Healthy Living: Sunscreen ban in Hawaii to protect coral reefs

Healthy Living: Sunscreen ban in Hawaii to protect coral reefs

The proposed law will now go to the desk of Hawaii's governor, who can sign the bill into law and enact the ban starting in 2021.

With this in mind, the state of Hawaii passed a bill Tuesday that would ban certain sunscreen products with ingredients associated with coral reef damage.

The bill prohibits the sale of sunscreen containing two chemicals, oxybenzone and octinoxate, that its authors say "have significant harmful impacts on Hawaii's marine environment and residing ecosystems, including coral reefs". If signed, the ban would start in 2021.

Years of studies have shown that many chemicals in some of the most common sunscreens have chemicals that damage - and sometimes kill - fragile coral reef systems. Prescription sunscreens with those chemicals are not affected by the ban.

"This is the first real chance that local reefs have to recover", said Craig Downs, a scientist whose 2015 peer-reviewed study found oxybenzone was a threat to coral reefs.

He found as much as 14,000 tons of sunscreen lotion ends up in coral reefs annually. Popular tourist beaches in Hawaii and the U.S. Virgin Islands were among the highest concentrations of these products.
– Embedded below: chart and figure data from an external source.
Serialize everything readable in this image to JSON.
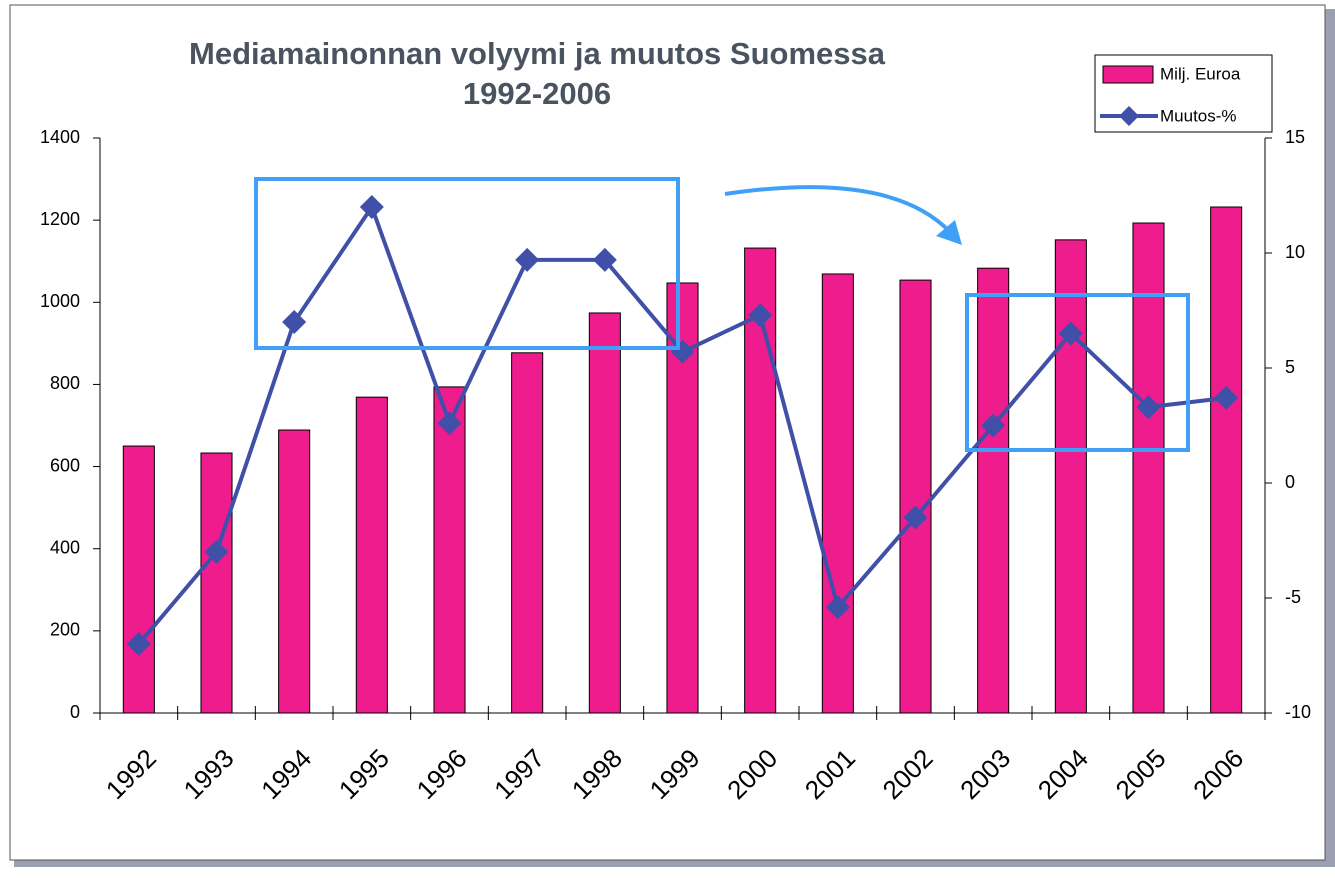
{
  "chart_data": {
    "type": "bar",
    "title": "Mediamainonnan volyymi ja muutos Suomessa",
    "subtitle": "1992-2006",
    "categories": [
      "1992",
      "1993",
      "1994",
      "1995",
      "1996",
      "1997",
      "1998",
      "1999",
      "2000",
      "2001",
      "2002",
      "2003",
      "2004",
      "2005",
      "2006"
    ],
    "series": [
      {
        "name": "Milj. Euroa",
        "type": "bar",
        "color": "#ee1c8c",
        "values": [
          650,
          633,
          689,
          769,
          794,
          877,
          974,
          1047,
          1132,
          1069,
          1054,
          1083,
          1152,
          1193,
          1232
        ]
      },
      {
        "name": "Muutos-%",
        "type": "line",
        "axis": "y2",
        "color": "#4050a8",
        "values": [
          -7.0,
          -3.0,
          7.0,
          12.0,
          2.6,
          9.7,
          9.7,
          5.7,
          7.3,
          -5.4,
          -1.5,
          2.5,
          6.5,
          3.3,
          3.7
        ]
      }
    ],
    "ylim": [
      0,
      1400
    ],
    "yticks": [
      0,
      200,
      400,
      600,
      800,
      1000,
      1200,
      1400
    ],
    "y2lim": [
      -10,
      15
    ],
    "y2ticks": [
      -10,
      -5,
      0,
      5,
      10,
      15
    ],
    "legend": "top-right",
    "grid": false
  }
}
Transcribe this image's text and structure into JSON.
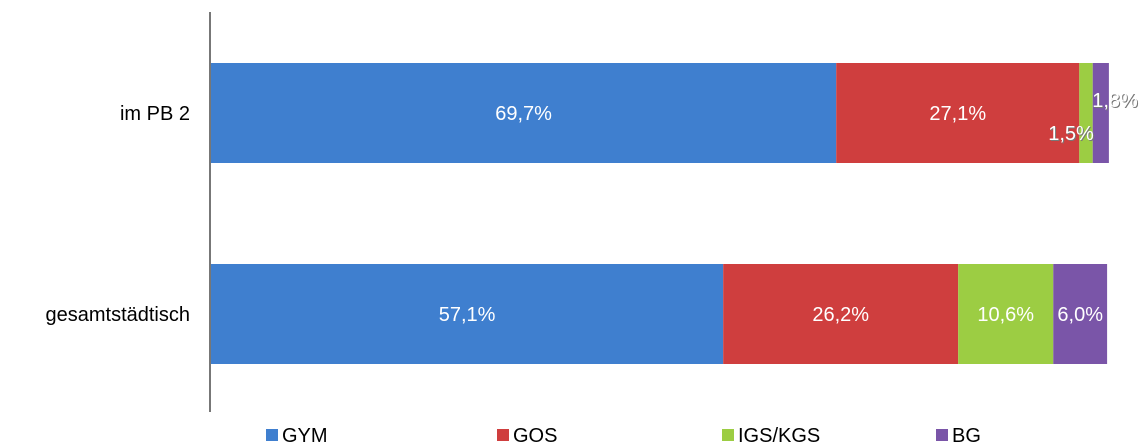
{
  "chart_data": {
    "type": "bar",
    "orientation": "horizontal",
    "stacked": "percent",
    "categories": [
      "im PB 2",
      "gesamtstädtisch"
    ],
    "series": [
      {
        "name": "GYM",
        "values": [
          69.7,
          57.1
        ],
        "labels": [
          "69,7%",
          "57,1%"
        ],
        "color": "#3f7fcf"
      },
      {
        "name": "GOS",
        "values": [
          27.1,
          26.2
        ],
        "labels": [
          "27,1%",
          "26,2%"
        ],
        "color": "#cf3e3e"
      },
      {
        "name": "IGS/KGS",
        "values": [
          1.5,
          10.6
        ],
        "labels": [
          "1,5%",
          "10,6%"
        ],
        "color": "#9ccd43"
      },
      {
        "name": "BG",
        "values": [
          1.8,
          6.0
        ],
        "labels": [
          "1,8%",
          "6,0%"
        ],
        "color": "#7a55a8"
      }
    ],
    "xlim": [
      0,
      100
    ],
    "legend_position": "bottom",
    "grid": false
  }
}
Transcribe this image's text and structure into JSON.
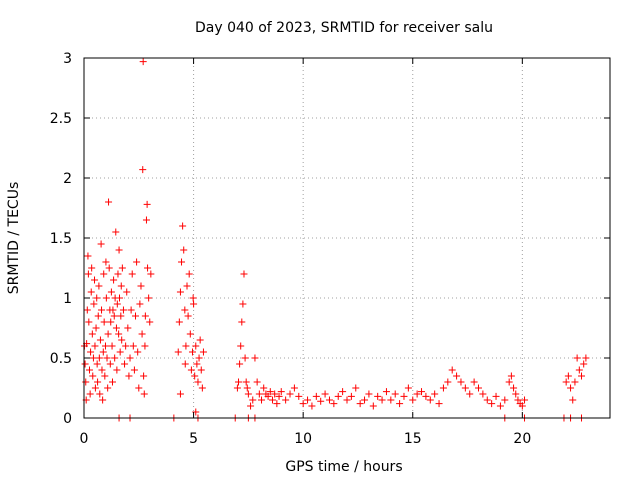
{
  "chart_data": {
    "type": "scatter",
    "title": "Day 040 of 2023, SRMTID for receiver salu",
    "xlabel": "GPS time / hours",
    "ylabel": "SRMTID / TECUs",
    "xlim": [
      0,
      24
    ],
    "ylim": [
      0,
      3
    ],
    "x_ticks": [
      0,
      5,
      10,
      15,
      20
    ],
    "x_tick_labels": [
      "0",
      "5",
      "10",
      "15",
      "20"
    ],
    "y_ticks": [
      0,
      0.5,
      1,
      1.5,
      2,
      2.5,
      3
    ],
    "y_tick_labels": [
      "0",
      "0.5",
      "1",
      "1.5",
      "2",
      "2.5",
      "3"
    ],
    "grid": true,
    "marker": "+",
    "color": "#ff0000",
    "series": [
      {
        "name": "SRMTID",
        "points": [
          [
            0.02,
            0.6
          ],
          [
            0.05,
            0.45
          ],
          [
            0.08,
            0.3
          ],
          [
            0.1,
            0.15
          ],
          [
            0.12,
            0.62
          ],
          [
            0.15,
            0.9
          ],
          [
            0.18,
            1.35
          ],
          [
            0.2,
            1.2
          ],
          [
            0.22,
            0.8
          ],
          [
            0.25,
            0.4
          ],
          [
            0.28,
            0.2
          ],
          [
            0.3,
            0.55
          ],
          [
            0.33,
            1.05
          ],
          [
            0.35,
            1.25
          ],
          [
            0.38,
            0.7
          ],
          [
            0.4,
            0.35
          ],
          [
            0.43,
            0.5
          ],
          [
            0.45,
            0.95
          ],
          [
            0.48,
            1.15
          ],
          [
            0.5,
            0.6
          ],
          [
            0.52,
            0.25
          ],
          [
            0.55,
            0.75
          ],
          [
            0.58,
            1.0
          ],
          [
            0.6,
            0.45
          ],
          [
            0.62,
            0.3
          ],
          [
            0.65,
            0.85
          ],
          [
            0.68,
            1.1
          ],
          [
            0.7,
            0.5
          ],
          [
            0.72,
            0.2
          ],
          [
            0.75,
            0.65
          ],
          [
            0.78,
            1.45
          ],
          [
            0.8,
            0.9
          ],
          [
            0.82,
            0.4
          ],
          [
            0.85,
            0.15
          ],
          [
            0.88,
            0.55
          ],
          [
            0.9,
            1.2
          ],
          [
            0.92,
            0.8
          ],
          [
            0.95,
            0.35
          ],
          [
            0.98,
            0.6
          ],
          [
            1.0,
            1.3
          ],
          [
            1.02,
            1.0
          ],
          [
            1.05,
            0.5
          ],
          [
            1.08,
            0.25
          ],
          [
            1.1,
            0.7
          ],
          [
            1.12,
            1.8
          ],
          [
            1.15,
            1.25
          ],
          [
            1.18,
            0.9
          ],
          [
            1.2,
            0.45
          ],
          [
            1.22,
            0.8
          ],
          [
            1.25,
            1.05
          ],
          [
            1.28,
            0.6
          ],
          [
            1.3,
            0.3
          ],
          [
            1.32,
            0.9
          ],
          [
            1.35,
            1.15
          ],
          [
            1.38,
            0.85
          ],
          [
            1.4,
            0.5
          ],
          [
            1.42,
            1.0
          ],
          [
            1.45,
            1.55
          ],
          [
            1.48,
            0.75
          ],
          [
            1.5,
            0.4
          ],
          [
            1.52,
            0.95
          ],
          [
            1.55,
            1.2
          ],
          [
            1.58,
            0.7
          ],
          [
            1.6,
            1.4
          ],
          [
            1.62,
            1.0
          ],
          [
            1.65,
            0.55
          ],
          [
            1.68,
            0.85
          ],
          [
            1.7,
            1.1
          ],
          [
            1.72,
            0.65
          ],
          [
            1.75,
            1.25
          ],
          [
            1.8,
            0.9
          ],
          [
            1.85,
            0.45
          ],
          [
            1.9,
            0.6
          ],
          [
            1.95,
            1.05
          ],
          [
            2.0,
            0.75
          ],
          [
            2.05,
            0.35
          ],
          [
            2.1,
            0.5
          ],
          [
            2.15,
            0.9
          ],
          [
            2.2,
            1.2
          ],
          [
            2.25,
            0.6
          ],
          [
            2.3,
            0.4
          ],
          [
            2.35,
            0.85
          ],
          [
            2.4,
            1.3
          ],
          [
            2.45,
            0.55
          ],
          [
            2.5,
            0.25
          ],
          [
            2.55,
            0.95
          ],
          [
            2.6,
            1.1
          ],
          [
            2.65,
            0.7
          ],
          [
            2.68,
            2.07
          ],
          [
            2.7,
            2.97
          ],
          [
            2.72,
            0.35
          ],
          [
            2.75,
            0.2
          ],
          [
            2.78,
            0.6
          ],
          [
            2.8,
            0.85
          ],
          [
            2.85,
            1.65
          ],
          [
            2.88,
            1.78
          ],
          [
            2.9,
            1.25
          ],
          [
            2.95,
            1.0
          ],
          [
            3.0,
            0.8
          ],
          [
            3.05,
            1.2
          ],
          [
            4.3,
            0.55
          ],
          [
            4.35,
            0.8
          ],
          [
            4.4,
            1.05
          ],
          [
            4.45,
            1.3
          ],
          [
            4.5,
            1.6
          ],
          [
            4.55,
            1.4
          ],
          [
            4.6,
            0.9
          ],
          [
            4.62,
            0.45
          ],
          [
            4.65,
            0.6
          ],
          [
            4.7,
            1.1
          ],
          [
            4.75,
            0.85
          ],
          [
            4.8,
            1.2
          ],
          [
            4.85,
            0.7
          ],
          [
            4.9,
            0.4
          ],
          [
            4.95,
            0.55
          ],
          [
            5.0,
            0.95
          ],
          [
            5.05,
            0.35
          ],
          [
            5.1,
            0.6
          ],
          [
            5.15,
            0.45
          ],
          [
            5.2,
            0.3
          ],
          [
            5.25,
            0.5
          ],
          [
            5.3,
            0.65
          ],
          [
            5.35,
            0.4
          ],
          [
            5.4,
            0.25
          ],
          [
            5.45,
            0.55
          ],
          [
            5.1,
            0.05
          ],
          [
            4.4,
            0.2
          ],
          [
            4.98,
            1.0
          ],
          [
            7.0,
            0.25
          ],
          [
            7.05,
            0.3
          ],
          [
            7.1,
            0.45
          ],
          [
            7.15,
            0.6
          ],
          [
            7.2,
            0.8
          ],
          [
            7.25,
            0.95
          ],
          [
            7.3,
            1.2
          ],
          [
            7.35,
            0.5
          ],
          [
            7.4,
            0.3
          ],
          [
            7.45,
            0.25
          ],
          [
            7.5,
            0.2
          ],
          [
            7.6,
            0.1
          ],
          [
            7.7,
            0.15
          ],
          [
            7.8,
            0.5
          ],
          [
            7.9,
            0.3
          ],
          [
            8.0,
            0.2
          ],
          [
            8.1,
            0.15
          ],
          [
            8.2,
            0.25
          ],
          [
            8.3,
            0.2
          ],
          [
            8.4,
            0.18
          ],
          [
            8.5,
            0.22
          ],
          [
            8.6,
            0.15
          ],
          [
            8.7,
            0.2
          ],
          [
            8.8,
            0.12
          ],
          [
            8.9,
            0.18
          ],
          [
            9.0,
            0.22
          ],
          [
            9.2,
            0.15
          ],
          [
            9.4,
            0.2
          ],
          [
            9.6,
            0.25
          ],
          [
            9.8,
            0.18
          ],
          [
            10.0,
            0.12
          ],
          [
            10.2,
            0.15
          ],
          [
            10.4,
            0.1
          ],
          [
            10.6,
            0.18
          ],
          [
            10.8,
            0.14
          ],
          [
            11.0,
            0.2
          ],
          [
            11.2,
            0.15
          ],
          [
            11.4,
            0.12
          ],
          [
            11.6,
            0.18
          ],
          [
            11.8,
            0.22
          ],
          [
            12.0,
            0.15
          ],
          [
            12.2,
            0.18
          ],
          [
            12.4,
            0.25
          ],
          [
            12.6,
            0.12
          ],
          [
            12.8,
            0.15
          ],
          [
            13.0,
            0.2
          ],
          [
            13.2,
            0.1
          ],
          [
            13.4,
            0.18
          ],
          [
            13.6,
            0.15
          ],
          [
            13.8,
            0.22
          ],
          [
            14.0,
            0.15
          ],
          [
            14.2,
            0.2
          ],
          [
            14.4,
            0.12
          ],
          [
            14.6,
            0.18
          ],
          [
            14.8,
            0.25
          ],
          [
            15.0,
            0.15
          ],
          [
            15.2,
            0.2
          ],
          [
            15.4,
            0.22
          ],
          [
            15.6,
            0.18
          ],
          [
            15.8,
            0.15
          ],
          [
            16.0,
            0.2
          ],
          [
            16.2,
            0.12
          ],
          [
            16.4,
            0.25
          ],
          [
            16.6,
            0.3
          ],
          [
            16.8,
            0.4
          ],
          [
            17.0,
            0.35
          ],
          [
            17.2,
            0.3
          ],
          [
            17.4,
            0.25
          ],
          [
            17.6,
            0.2
          ],
          [
            17.8,
            0.3
          ],
          [
            18.0,
            0.25
          ],
          [
            18.2,
            0.2
          ],
          [
            18.4,
            0.15
          ],
          [
            18.6,
            0.12
          ],
          [
            18.8,
            0.18
          ],
          [
            19.0,
            0.1
          ],
          [
            19.2,
            0.15
          ],
          [
            19.4,
            0.3
          ],
          [
            19.5,
            0.35
          ],
          [
            19.6,
            0.25
          ],
          [
            19.7,
            0.2
          ],
          [
            19.8,
            0.15
          ],
          [
            19.9,
            0.12
          ],
          [
            20.0,
            0.1
          ],
          [
            20.1,
            0.15
          ],
          [
            22.0,
            0.3
          ],
          [
            22.1,
            0.35
          ],
          [
            22.2,
            0.25
          ],
          [
            22.3,
            0.15
          ],
          [
            22.4,
            0.3
          ],
          [
            22.5,
            0.5
          ],
          [
            22.6,
            0.4
          ],
          [
            22.7,
            0.35
          ],
          [
            22.8,
            0.45
          ],
          [
            22.9,
            0.5
          ],
          [
            1.6,
            0
          ],
          [
            2.1,
            0
          ],
          [
            4.1,
            0
          ],
          [
            5.2,
            0
          ],
          [
            6.9,
            0
          ],
          [
            7.5,
            0
          ],
          [
            7.8,
            0
          ],
          [
            19.2,
            0
          ],
          [
            20.1,
            0
          ],
          [
            21.9,
            0
          ],
          [
            22.2,
            0
          ],
          [
            22.7,
            0
          ]
        ]
      }
    ]
  }
}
"Amazingly, this is a first-in-the-world law", state Sen. Mike Gabbard, who introduced the bill, told the Honolulu Star-Advertiser.

Many sunscreen makers could soon be forced to change their formulas or be banned from selling the lotions in Hawaii.
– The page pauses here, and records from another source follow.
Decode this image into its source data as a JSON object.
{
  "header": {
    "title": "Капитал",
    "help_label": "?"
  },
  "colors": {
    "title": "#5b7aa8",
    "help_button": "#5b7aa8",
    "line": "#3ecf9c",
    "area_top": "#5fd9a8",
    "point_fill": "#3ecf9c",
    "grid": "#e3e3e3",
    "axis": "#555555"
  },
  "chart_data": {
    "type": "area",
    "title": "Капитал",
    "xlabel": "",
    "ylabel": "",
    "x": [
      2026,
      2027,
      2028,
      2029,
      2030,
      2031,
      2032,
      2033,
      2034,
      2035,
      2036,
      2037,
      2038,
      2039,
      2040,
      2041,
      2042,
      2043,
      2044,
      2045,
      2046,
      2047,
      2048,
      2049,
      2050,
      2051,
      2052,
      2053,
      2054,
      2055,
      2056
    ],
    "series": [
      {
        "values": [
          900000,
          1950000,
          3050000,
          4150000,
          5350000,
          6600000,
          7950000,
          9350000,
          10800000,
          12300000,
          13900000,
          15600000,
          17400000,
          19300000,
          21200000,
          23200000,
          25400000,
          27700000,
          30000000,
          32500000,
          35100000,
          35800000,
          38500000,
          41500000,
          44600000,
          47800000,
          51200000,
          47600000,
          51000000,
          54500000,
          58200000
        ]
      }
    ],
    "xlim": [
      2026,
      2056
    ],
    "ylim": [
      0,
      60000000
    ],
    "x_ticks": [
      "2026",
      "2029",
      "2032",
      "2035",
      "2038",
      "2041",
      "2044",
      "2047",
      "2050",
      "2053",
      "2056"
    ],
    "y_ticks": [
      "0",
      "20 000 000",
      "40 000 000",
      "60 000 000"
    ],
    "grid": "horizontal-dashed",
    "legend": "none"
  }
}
"When you think about it, our island paradise, surrounded by coral reefs, is the flawless place to set the gold standard for the world to follow", added Gabbard, who posted a video on Facebook last weekend of himself singing a song in support of the bill.

Hawaii's potential sunscreen ban may have the approval of Thielen and other lawmakers, but it has its share of detractors, including dermatologist Doug Johnson, who warned in a Hawaii Civil Beat op-ed that banning the products might result in an increase in cases of skin cancer, especially melanoma, which is the seventh-leading cancer-related cause of death in the United States.